Las ONGs también pueden ser de ayuda para elegir una zona, encontrar un alquiler accesible, e incluso suelen hacer una labor de sensibilización a los propietarios y agencias, concienciando sobre la necesidad de ayudar a personas en situación de necesidad.

 

El proceso de búsqueda se puede hacer mediante los programas los servicios sociales municipales y autonómicos, que en general, conceden prestaciones exigiendo el cumplimiento de requisitos de tiempos de empadronamientos previos.    También a través de agencias privadas que llevan a cabo todo el proceso burocrático hasta la firma del contrato. Además puedes buscar directamente en sitios web como IDEALISTAFOTOCASA o ENALQUILER, a través de los cuales podrás contactar directamente con el arrendador de la vivienda.

 

El contrato de alquiler será el vínculo legal entre el dueño (arrendador) y el inquilino (arrendatario).
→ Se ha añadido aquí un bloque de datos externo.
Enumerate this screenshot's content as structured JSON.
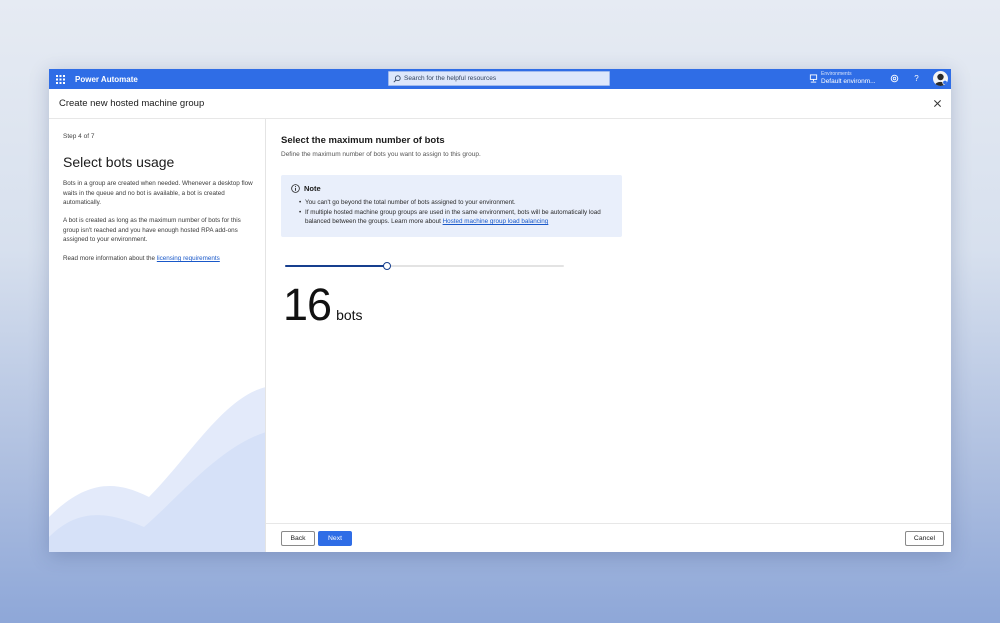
{
  "app": {
    "title": "Power Automate",
    "accent_color": "#2f6de6"
  },
  "topbar": {
    "waffle_icon": "waffle-icon",
    "search_placeholder": "Search for the helpful resources",
    "environments_label": "Environments",
    "environment_value": "Default environm...",
    "settings_icon": "gear-icon",
    "help_icon": "question-icon",
    "help_glyph": "?"
  },
  "dialog": {
    "title": "Create new hosted machine group",
    "close_icon": "close-icon"
  },
  "left": {
    "step": "Step 4 of 7",
    "heading": "Select bots usage",
    "para1": "Bots in a group are created when needed. Whenever a desktop flow waits in the queue and no bot is available, a bot is created automatically.",
    "para2": "A bot is created as long as the maximum number of bots for this group isn't reached and you have enough hosted RPA add-ons assigned to your environment.",
    "para3_prefix": "Read more information about the ",
    "para3_link": "licensing requirements"
  },
  "main": {
    "title": "Select the maximum number of bots",
    "description": "Define the maximum number of bots you want to assign to this group.",
    "note": {
      "title": "Note",
      "icon": "info-icon",
      "bullet1": "You can't go beyond the total number of bots assigned to your environment.",
      "bullet2_prefix": "If multiple hosted machine group groups are used in the same environment, bots will be automatically load balanced between the groups. Learn more about ",
      "bullet2_link": "Hosted machine group load balancing"
    },
    "slider_fraction": 0.365,
    "bots_value": "16",
    "bots_unit": "bots"
  },
  "footer": {
    "back_label": "Back",
    "next_label": "Next",
    "cancel_label": "Cancel"
  }
}
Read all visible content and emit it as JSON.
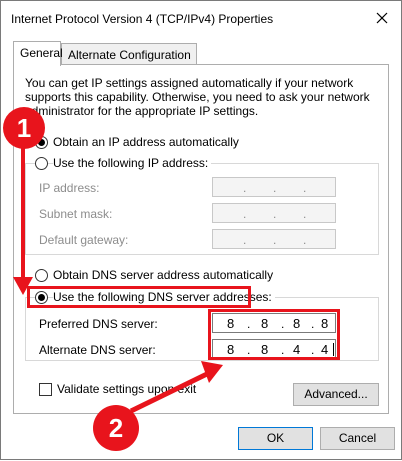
{
  "window": {
    "title": "Internet Protocol Version 4 (TCP/IPv4) Properties",
    "close_glyph": "✕"
  },
  "tabs": [
    {
      "label": "General",
      "active": true
    },
    {
      "label": "Alternate Configuration",
      "active": false
    }
  ],
  "description": "You can get IP settings assigned automatically if your network supports this capability. Otherwise, you need to ask your network administrator for the appropriate IP settings.",
  "ip_section": {
    "auto_label": "Obtain an IP address automatically",
    "manual_label": "Use the following IP address:",
    "selected": "auto",
    "fields": [
      {
        "label": "IP address:",
        "value": " .  .  . "
      },
      {
        "label": "Subnet mask:",
        "value": " .  .  . "
      },
      {
        "label": "Default gateway:",
        "value": " .  .  . "
      }
    ]
  },
  "dns_section": {
    "auto_label": "Obtain DNS server address automatically",
    "manual_label": "Use the following DNS server addresses:",
    "selected": "manual",
    "preferred_label": "Preferred DNS server:",
    "preferred_octets": [
      "8",
      "8",
      "8",
      "8"
    ],
    "alternate_label": "Alternate DNS server:",
    "alternate_octets": [
      "8",
      "8",
      "4",
      "4"
    ]
  },
  "validate_label": "Validate settings upon exit",
  "validate_checked": false,
  "buttons": {
    "advanced": "Advanced...",
    "ok": "OK",
    "cancel": "Cancel"
  },
  "annotations": {
    "step1": "1",
    "step2": "2",
    "highlight_color": "#e8141c"
  }
}
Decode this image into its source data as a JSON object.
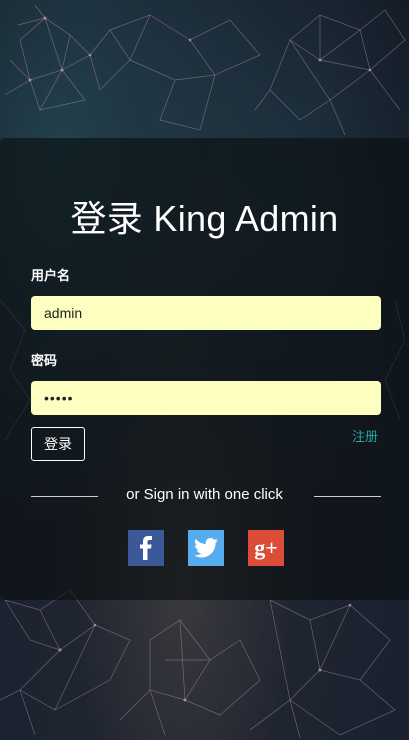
{
  "title": "登录 King Admin",
  "username": {
    "label": "用户名",
    "value": "admin"
  },
  "password": {
    "label": "密码",
    "value": "•••••"
  },
  "login_button": "登录",
  "register_link": "注册",
  "divider_text": "or Sign in with one click",
  "social": [
    {
      "name": "facebook",
      "icon": "facebook-icon",
      "color": "#3b5998"
    },
    {
      "name": "twitter",
      "icon": "twitter-icon",
      "color": "#55acee"
    },
    {
      "name": "google-plus",
      "icon": "google-plus-icon",
      "glyph": "g+",
      "color": "#dd4b39"
    }
  ],
  "colors": {
    "input_bg": "#fdffc0",
    "link": "#2aa3a0",
    "panel": "rgba(10,14,16,0.62)"
  }
}
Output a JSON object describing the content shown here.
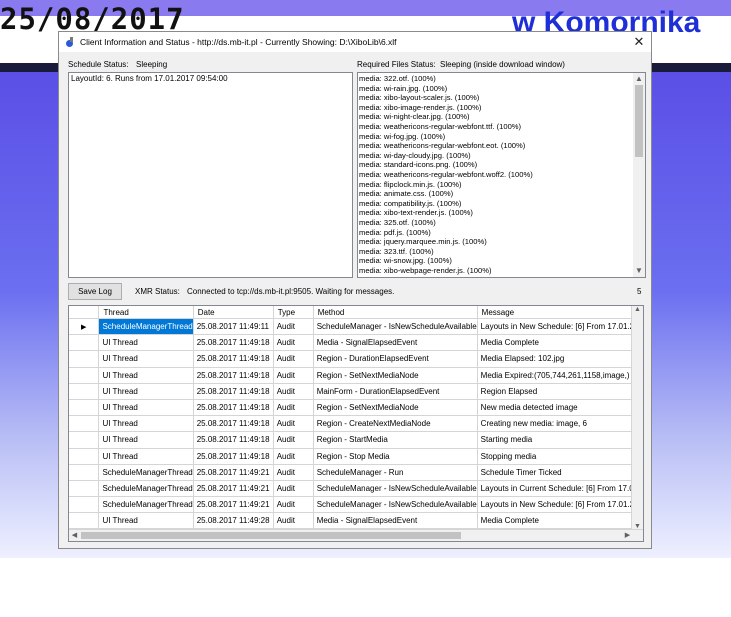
{
  "background": {
    "date_text": "25/08/2017",
    "title_text": "w Komornika"
  },
  "window": {
    "title": "Client Information and Status - http://ds.mb-it.pl - Currently Showing: D:\\XiboLib\\6.xlf",
    "close_glyph": "✕"
  },
  "schedule": {
    "status_label": "Schedule Status:",
    "status_value": "Sleeping",
    "text": "LayoutId: 6. Runs from 17.01.2017 09:54:00"
  },
  "required_files": {
    "status_label": "Required Files Status:",
    "status_value": "Sleeping (inside download window)",
    "items": [
      "media: 322.otf. (100%)",
      "media: wi-rain.jpg. (100%)",
      "media: xibo-layout-scaler.js. (100%)",
      "media: xibo-image-render.js. (100%)",
      "media: wi-night-clear.jpg. (100%)",
      "media: weathericons-regular-webfont.ttf. (100%)",
      "media: wi-fog.jpg. (100%)",
      "media: weathericons-regular-webfont.eot. (100%)",
      "media: wi-day-cloudy.jpg. (100%)",
      "media: standard-icons.png. (100%)",
      "media: weathericons-regular-webfont.woff2. (100%)",
      "media: flipclock.min.js. (100%)",
      "media: animate.css. (100%)",
      "media: compatibility.js. (100%)",
      "media: xibo-text-render.js. (100%)",
      "media: 325.otf. (100%)",
      "media: pdf.js. (100%)",
      "media: jquery.marquee.min.js. (100%)",
      "media: 323.ttf. (100%)",
      "media: wi-snow.jpg. (100%)",
      "media: xibo-webpage-render.js. (100%)"
    ]
  },
  "toolbar": {
    "save_log_label": "Save Log",
    "xmr_label": "XMR Status:",
    "xmr_value": "Connected to tcp://ds.mb-it.pl:9505. Waiting for messages.",
    "count": "5"
  },
  "log_grid": {
    "columns": [
      "Thread",
      "Date",
      "Type",
      "Method",
      "Message"
    ],
    "rows": [
      [
        "ScheduleManagerThread",
        "25.08.2017 11:49:11",
        "Audit",
        "ScheduleManager - IsNewScheduleAvailable",
        "Layouts in New Schedule: [6] From 17.01.20"
      ],
      [
        "UI Thread",
        "25.08.2017 11:49:18",
        "Audit",
        "Media - SignalElapsedEvent",
        "Media Complete"
      ],
      [
        "UI Thread",
        "25.08.2017 11:49:18",
        "Audit",
        "Region - DurationElapsedEvent",
        "Media Elapsed: 102.jpg"
      ],
      [
        "UI Thread",
        "25.08.2017 11:49:18",
        "Audit",
        "Region - SetNextMediaNode",
        "Media Expired:(705,744,261,1158,image,) . R"
      ],
      [
        "UI Thread",
        "25.08.2017 11:49:18",
        "Audit",
        "MainForm - DurationElapsedEvent",
        "Region Elapsed"
      ],
      [
        "UI Thread",
        "25.08.2017 11:49:18",
        "Audit",
        "Region - SetNextMediaNode",
        "New media detected image"
      ],
      [
        "UI Thread",
        "25.08.2017 11:49:18",
        "Audit",
        "Region - CreateNextMediaNode",
        "Creating new media: image, 6"
      ],
      [
        "UI Thread",
        "25.08.2017 11:49:18",
        "Audit",
        "Region - StartMedia",
        "Starting media"
      ],
      [
        "UI Thread",
        "25.08.2017 11:49:18",
        "Audit",
        "Region - Stop Media",
        "Stopping media"
      ],
      [
        "ScheduleManagerThread",
        "25.08.2017 11:49:21",
        "Audit",
        "ScheduleManager - Run",
        "Schedule Timer Ticked"
      ],
      [
        "ScheduleManagerThread",
        "25.08.2017 11:49:21",
        "Audit",
        "ScheduleManager - IsNewScheduleAvailable",
        "Layouts in Current Schedule: [6] From 17.01."
      ],
      [
        "ScheduleManagerThread",
        "25.08.2017 11:49:21",
        "Audit",
        "ScheduleManager - IsNewScheduleAvailable",
        "Layouts in New Schedule: [6] From 17.01.20"
      ],
      [
        "UI Thread",
        "25.08.2017 11:49:28",
        "Audit",
        "Media - SignalElapsedEvent",
        "Media Complete"
      ]
    ]
  }
}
Este documento tiene que contener la identidad de los contratantes, identificación de la finca, duración, renta inicial y demás cláusulas pactadas. En el contrato también se especifica cuáles son los gastos que se incluyen en el pago del alquiler. Es importante conocer cuáles son las facturas que corren a tu cargo (agua, electricidad o gas, tasas de basura, etc.)

 

Además del pago mensual de alquiler y los gastos que se establezcan en el contrato (luz, agua, gas, etc), suele exigirse en la firma del contrato una fianza que normalmente equivale a una mensualidad que deposita el dueño en la Agencia Tributaria y se devuelve cuando finaliza el contrato de alquiler. Esta fianza sirve para garantizar el cumplimiento de las obligaciones inicialmente firmadas en el contrato (cuidar el estado de la vivienda así como del mobiliario).